Tarihin kayıtlarına bakan herkes, insanlığın tüm vicdanını şekillendiren dönüm noktaları üzerinde duracaktır. Biz de tarihin derinlerine dalmadan, tüm modern siyasi, kültürel ve sosyal hareketlerin 19. yüzyılın sonunda Arap Maşrık (Levant) bölgesinde ortaya çıktığını söyleyelim. Suriye'nin parmak izleri, 20. yüzyılın başında yükselen her Arap şehrine kazınmıştır.
Suriye'nin dünya çapındaki kültürel etkisine baktığımızda, farklı mezhep ve etnik kökenlere mensup şairler, yazarlar, romancılar ve iş insanları buluruz. Bunlar arasında Dürziler, Aleviler, Hristiyanlar, İsmaililer, Kürtler, Sünniler, Ezidiler ve Süryaniler yer alır; farklı etnik köken ve dinlere sahip olmalarına rağmen hepsi tek bir milletin evlatlarıdır.
13 Temmuz 2025'te Süveyda'da yaşananlar, bu tek ve medeni ülkenin insanları arasında bir arada yaşama yönelik ağır bir sınavı ve işareti temsil ediyor.Tarihsel olarak, dünya genelinde, bölgesel ve ulusal düzeyde benzer anlaşmazlıkların yaşandığını kabul ediyorum, ancak bunlar kardeşler arasında silahlanmaya varan bir çatışma noktasına varmıyor. Nitekim Birleşmiş Milletler raporlarına göre, üç gün boyunca yüzlerce kişi hayatını kaybetti ve olayların yaşandığı bölgelerde zorla yerinden edilenlerin ve kaçanların sayısı binlere ulaştı. Buradaki en tehlikeli husus, İsrail'in Suriye-Suriye çatışmasını kullanarak, Suriye devletinin stratejik kurumlarına saldırarak, Suriye devletini mezhepsel ayrımlar temelinde parçalamak ve Güney Suriye'deki yayılmacı projesini tamamlamak amacıyla tüm kırmızı çizgileri aşmış olmasıdır.
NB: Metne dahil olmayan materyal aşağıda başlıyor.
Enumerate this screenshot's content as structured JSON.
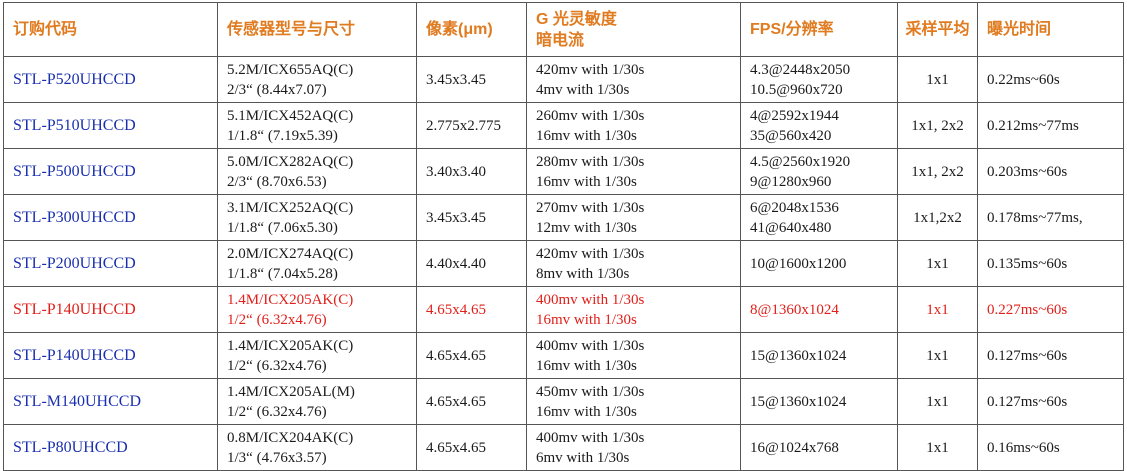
{
  "headers": {
    "code": "订购代码",
    "sensor": "传感器型号与尺寸",
    "pixel": "像素(μm)",
    "sensitivity_line1": "G 光灵敏度",
    "sensitivity_line2": "暗电流",
    "fps": "FPS/分辨率",
    "binning": "采样平均",
    "exposure": "曝光时间"
  },
  "rows": [
    {
      "code": "STL-P520UHCCD",
      "sensor1": "5.2M/ICX655AQ(C)",
      "sensor2": "2/3“ (8.44x7.07)",
      "pixel": "3.45x3.45",
      "sens1": "420mv with 1/30s",
      "sens2": "4mv with 1/30s",
      "fps1": "4.3@2448x2050",
      "fps2": "10.5@960x720",
      "binning": "1x1",
      "exposure": "0.22ms~60s"
    },
    {
      "code": "STL-P510UHCCD",
      "sensor1": "5.1M/ICX452AQ(C)",
      "sensor2": "1/1.8“ (7.19x5.39)",
      "pixel": "2.775x2.775",
      "sens1": "260mv with 1/30s",
      "sens2": "16mv with 1/30s",
      "fps1": "4@2592x1944",
      "fps2": "35@560x420",
      "binning": "1x1, 2x2",
      "exposure": "0.212ms~77ms"
    },
    {
      "code": "STL-P500UHCCD",
      "sensor1": "5.0M/ICX282AQ(C)",
      "sensor2": "2/3“ (8.70x6.53)",
      "pixel": "3.40x3.40",
      "sens1": "280mv with 1/30s",
      "sens2": "16mv with 1/30s",
      "fps1": "4.5@2560x1920",
      "fps2": "9@1280x960",
      "binning": "1x1, 2x2",
      "exposure": "0.203ms~60s"
    },
    {
      "code": "STL-P300UHCCD",
      "sensor1": "3.1M/ICX252AQ(C)",
      "sensor2": "1/1.8“ (7.06x5.30)",
      "pixel": "3.45x3.45",
      "sens1": "270mv with 1/30s",
      "sens2": "12mv with 1/30s",
      "fps1": "6@2048x1536",
      "fps2": "41@640x480",
      "binning": "1x1,2x2",
      "exposure": "0.178ms~77ms,"
    },
    {
      "code": "STL-P200UHCCD",
      "sensor1": "2.0M/ICX274AQ(C)",
      "sensor2": "1/1.8“ (7.04x5.28)",
      "pixel": "4.40x4.40",
      "sens1": "420mv with 1/30s",
      "sens2": "8mv with 1/30s",
      "fps1": "10@1600x1200",
      "fps2": "",
      "binning": "1x1",
      "exposure": "0.135ms~60s"
    },
    {
      "code": "STL-P140UHCCD",
      "sensor1": "1.4M/ICX205AK(C)",
      "sensor2": "1/2“ (6.32x4.76)",
      "pixel": "4.65x4.65",
      "sens1": "400mv with 1/30s",
      "sens2": "16mv with 1/30s",
      "fps1": "8@1360x1024",
      "fps2": "",
      "binning": "1x1",
      "exposure": "0.227ms~60s",
      "highlight": true
    },
    {
      "code": "STL-P140UHCCD",
      "sensor1": "1.4M/ICX205AK(C)",
      "sensor2": "1/2“ (6.32x4.76)",
      "pixel": "4.65x4.65",
      "sens1": "400mv with 1/30s",
      "sens2": "16mv with 1/30s",
      "fps1": "15@1360x1024",
      "fps2": "",
      "binning": "1x1",
      "exposure": "0.127ms~60s"
    },
    {
      "code": "STL-M140UHCCD",
      "sensor1": "1.4M/ICX205AL(M)",
      "sensor2": "1/2“ (6.32x4.76)",
      "pixel": "4.65x4.65",
      "sens1": "450mv with 1/30s",
      "sens2": "16mv with 1/30s",
      "fps1": "15@1360x1024",
      "fps2": "",
      "binning": "1x1",
      "exposure": "0.127ms~60s"
    },
    {
      "code": "STL-P80UHCCD",
      "sensor1": "0.8M/ICX204AK(C)",
      "sensor2": "1/3“ (4.76x3.57)",
      "pixel": "4.65x4.65",
      "sens1": "400mv with 1/30s",
      "sens2": "6mv with 1/30s",
      "fps1": "16@1024x768",
      "fps2": "",
      "binning": "1x1",
      "exposure": "0.16ms~60s"
    }
  ],
  "colors": {
    "header_text": "#e07b20",
    "code_text": "#1a2fb0",
    "highlight_text": "#e0201a",
    "body_text": "#1a1a1a",
    "border": "#555555"
  }
}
Amaç, Davut Ekonomik Koridoru ve Sufa 53 Askeri Koridoru gibi, İsrail'in hayallerinin ulaşabildiği yere kadar Suriye topraklarını parçalara ayıran koridorlar oluşturmak ve İsrail'in Tevrat haritalarına göre sınırlarına daha da yaklaşmaktır.
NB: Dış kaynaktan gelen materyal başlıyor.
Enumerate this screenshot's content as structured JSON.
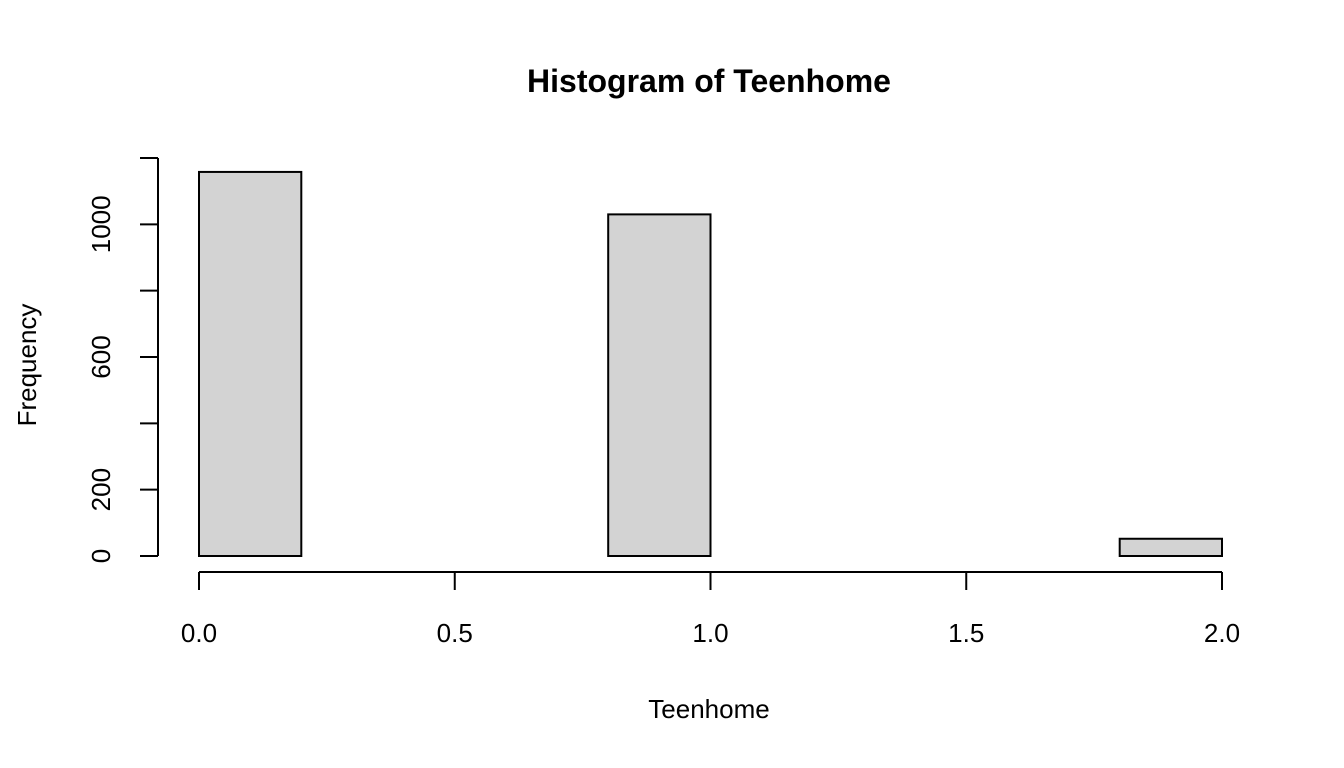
{
  "chart_data": {
    "type": "bar",
    "title": "Histogram of Teenhome",
    "xlabel": "Teenhome",
    "ylabel": "Frequency",
    "bins": [
      {
        "x0": 0.0,
        "x1": 0.2,
        "count": 1158
      },
      {
        "x0": 0.2,
        "x1": 0.4,
        "count": 0
      },
      {
        "x0": 0.4,
        "x1": 0.6,
        "count": 0
      },
      {
        "x0": 0.6,
        "x1": 0.8,
        "count": 0
      },
      {
        "x0": 0.8,
        "x1": 1.0,
        "count": 1030
      },
      {
        "x0": 1.0,
        "x1": 1.2,
        "count": 0
      },
      {
        "x0": 1.2,
        "x1": 1.4,
        "count": 0
      },
      {
        "x0": 1.4,
        "x1": 1.6,
        "count": 0
      },
      {
        "x0": 1.6,
        "x1": 1.8,
        "count": 0
      },
      {
        "x0": 1.8,
        "x1": 2.0,
        "count": 52
      }
    ],
    "xlim": [
      0,
      2
    ],
    "ylim": [
      0,
      1200
    ],
    "xticks": [
      0.0,
      0.5,
      1.0,
      1.5,
      2.0
    ],
    "xtick_labels": [
      "0.0",
      "0.5",
      "1.0",
      "1.5",
      "2.0"
    ],
    "yticks": [
      0,
      200,
      400,
      600,
      800,
      1000,
      1200
    ],
    "ytick_labels": [
      {
        "value": 0,
        "label": "0"
      },
      {
        "value": 200,
        "label": "200"
      },
      {
        "value": 600,
        "label": "600"
      },
      {
        "value": 1000,
        "label": "1000"
      }
    ],
    "bar_fill": "#d3d3d3",
    "bar_stroke": "#000000",
    "grid": false,
    "legend": "none"
  }
}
Suriye devleti, mezhep temelli bir bölünmeye izin vermeyeceğini belirterek, bu plana hak ettiği yanıtı verdi. ABD'nin İsrail saldırganlığını durdurmak için harekete geçtiği ve Arap ülkelerinin de İsrail'in kartları karıştırdığını, Suriye'yi sonuçları tüm bölgeyi etkileyecek varoluşsal bir krize sokmak istediğini fark ederek aceleci davrandığı bir sır değil. Dahası İsrail, tehlikeli planlarını uygulamak için zaman kazanmak adına yeni bir kronik sorun yaratmaya çalışıyor. Çeşitli, farklı ve kendine özgü Suriye durumu gibi hassas bir toplumsal yapıda deneycilik yapıyor.
Bu kanlı dalgalar ve Suriye halkına karşı planlanan gelecekteki huzursuzluklar ortasında bir soru öne çıkıyor: Suriye, Suriye devletinin ve ulusunun çöküşüne yol açabilecek bu zorlu sınavdan nasıl kurtarılabilir?
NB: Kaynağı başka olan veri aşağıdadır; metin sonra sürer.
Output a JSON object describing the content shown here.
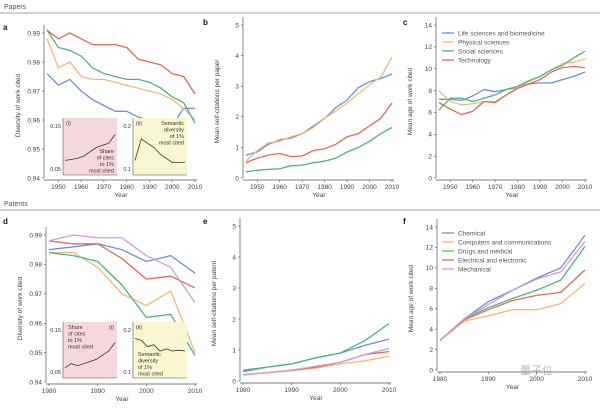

Bu noktada hakikaten Cumhurbaşkanı Sedat'ın “Lübnan'dan ellerinizi çekin” sözlerini hatırlıyor ve burada güvenle “Suriye'den ellerinizi çekin” diyorum. Arap bölgesi ve dünya için parçalanmış bir Suriye, tüm vatandaşları için bir ulus-devlet olan Suriye'den daha tehlikelidir. Bu nedenle hem içeride hem de dışarıda Suriye meselelerine dahil olan tüm taraflardan bilgelik, sağlam politikalar ve hızlı aksiyonlar gerektirdiğinden, bu zorlu sınavla başa çıkmak konusunda bir fırsat olduğunu düşünüyorum. İstikrarlı bir Suriye, tarihin canlılığının ve coğrafyanın gücünün bir göstergesidir. Onu ulusların oyununa kurban etmeyin.